Sun Moon Lake, Swimming, Sunburn

Well I’m still here in Taipei. There’s still two of us. I’m just not blogging much. So much has happened in the past few months too. It’s too much to blog about in detail. I’ll try to recap.  Last weekend was tomb sweeping weekend, really, for people to go and honor dead relatives by cleaning their graves, which are little round bricked tombs on the sides of mountains. They’ve got to be some of the most beautiful grave yards in the world. They also offer food to the dead and then make feasts out of it. But, since we don’t know any dead people in Taiwan, we had a three day weekend. Jessica’s mom Ellen and her friend Beth were visiting so we all had the chance to take an excursion down country to see  Sun Moon Lake. There’s no swimming in Sun Moon Lake, which was really frustrating, except on one day a year when there is a race across. It’s a good thing our hotel had a pool even if it was only three feet deep. We had a boat tour that took us to an island and at first we thought we had an hour to poke around but then the fella who was our captain of sorts who nabbed us off the streets with the lure of only charging us as children, a promise he fulfilled and saved us probably ten U.S. dollars, eventually said we had ten minutes so we walked up a trail, listened to some musicians set up at the entrance to the island and then got back on the boat. We did stop at another little area with more musicians for about thirty five minutes. Oh, we went to a brewery in Puli too. The best part was a drunk simulator that consisted of psychedelic wallpaper and a slightly slanted floor and at the entrance was a notice to anyone with a heart condition not to enter. We were tempted to stay inside and tell everyone who entered, “I love you man.”

The next day we visited a Buddhist monastery, called Cheng Tai Chun, (I think)  near Puli, the town we stayed the night in, with tons of statues of Bodhisattvas and Buddhas. It was really big. I actually forgot my camera that day so I don’t have any pictures.  But Jessica does. And her blog is jamming.

Then, back in Taipei, we took the gondola from the Taipei Zoo MRT station out to the tea drinking area of maokong. I highly recommend it even though a lot of people are leery after the collapse of one of the support pylons during a mud slide during it’s initial opening. But, everything felt more than safe to me. A smooth and beautiful ride. Cheap too and right in Taipei’s back yard.

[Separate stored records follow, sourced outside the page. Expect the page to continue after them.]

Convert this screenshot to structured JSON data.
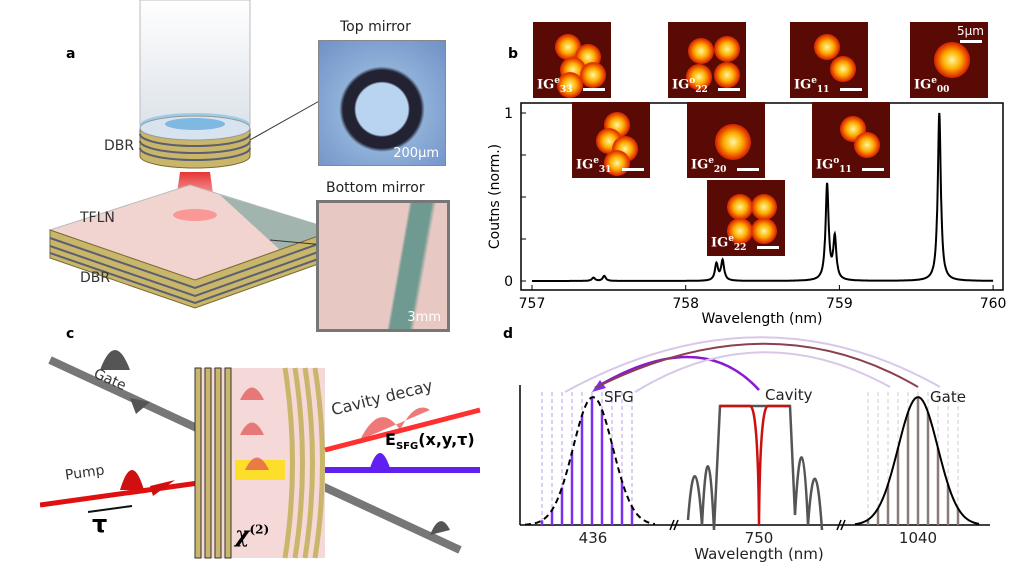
{
  "panel_a": {
    "label": "a",
    "top_mirror": "Top mirror",
    "top_scale": "200μm",
    "bottom_mirror": "Bottom mirror",
    "bottom_scale": "3mm",
    "dbr_top": "DBR",
    "tfln": "TFLN",
    "dbr_bottom": "DBR"
  },
  "panel_b": {
    "label": "b",
    "scale": "5μm",
    "modes": [
      {
        "base": "IG",
        "sup": "e",
        "sub": "33"
      },
      {
        "base": "IG",
        "sup": "o",
        "sub": "22"
      },
      {
        "base": "IG",
        "sup": "e",
        "sub": "11"
      },
      {
        "base": "IG",
        "sup": "e",
        "sub": "00"
      },
      {
        "base": "IG",
        "sup": "e",
        "sub": "31"
      },
      {
        "base": "IG",
        "sup": "e",
        "sub": "20"
      },
      {
        "base": "IG",
        "sup": "o",
        "sub": "11"
      },
      {
        "base": "IG",
        "sup": "e",
        "sub": "22"
      }
    ]
  },
  "chart_data": {
    "type": "line",
    "xlabel": "Wavelength (nm)",
    "ylabel": "Coutns (norm.)",
    "xlim": [
      757,
      760
    ],
    "ylim": [
      0,
      1.05
    ],
    "xticks": [
      "757",
      "758",
      "759",
      "760"
    ],
    "yticks": [
      "0",
      "1"
    ],
    "peaks": [
      {
        "x": 757.4,
        "y": 0.02
      },
      {
        "x": 757.47,
        "y": 0.03
      },
      {
        "x": 758.2,
        "y": 0.1
      },
      {
        "x": 758.24,
        "y": 0.12
      },
      {
        "x": 758.92,
        "y": 0.57
      },
      {
        "x": 758.97,
        "y": 0.25
      },
      {
        "x": 759.65,
        "y": 1.0
      }
    ]
  },
  "panel_c": {
    "label": "c",
    "gate": "Gate",
    "cavity_decay": "Cavity decay",
    "pump": "Pump",
    "tau": "τ",
    "chi": "χ",
    "chi_sup": "(2)",
    "esfg": "E",
    "esfg_sub": "SFG",
    "esfg_args": "(x,y,τ)"
  },
  "panel_d": {
    "label": "d",
    "sfg": "SFG",
    "cavity": "Cavity",
    "gate": "Gate",
    "ticks": [
      "436",
      "750",
      "1040"
    ],
    "xlabel": "Wavelength (nm)",
    "colors": {
      "sfg": "#7b2ff0",
      "cavity": "#cc1010",
      "gate": "#555555"
    }
  }
}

Today, Jessica and I rode the 1602 bus out to Pinglin. This is something that we’ve been trying to do for a long long time. Since we first got here. It was really fun. We found a cool stairway that led up to a gold statue of Guanyin (Kwaiyin) the famous Boddhisattva then we walked around on some roads by the river, looking for a place to swim for awhile, kind of a long while. We were initially looking for a bike rental place that we thought would help us traverse the riverside more quickly to help find a swimming hole but then we just found suitable access. There was a Taiwanese family eating lunch by the river so I had to maneuver behind some rocks to change into my suit. But I made it into the water. It was cool refreshing river water, on a hot day. The kids from the family loved watching me frolicking on the slippery rocks. One of the kids starting singing “Sorry Sorry,” a Korean pop song to me when I got out too. Cute kids. Some of the rocks were so big that with the current I managed to sort of surf on them but then I ran into a small rapids and had to crash into a rock to keep myself from being sucked into en even stronger current. So my knee has a bit of a bruise and I have a horrible sun burn. I feel like I’m twelve again, except without the cuts on my feet from the hay fields.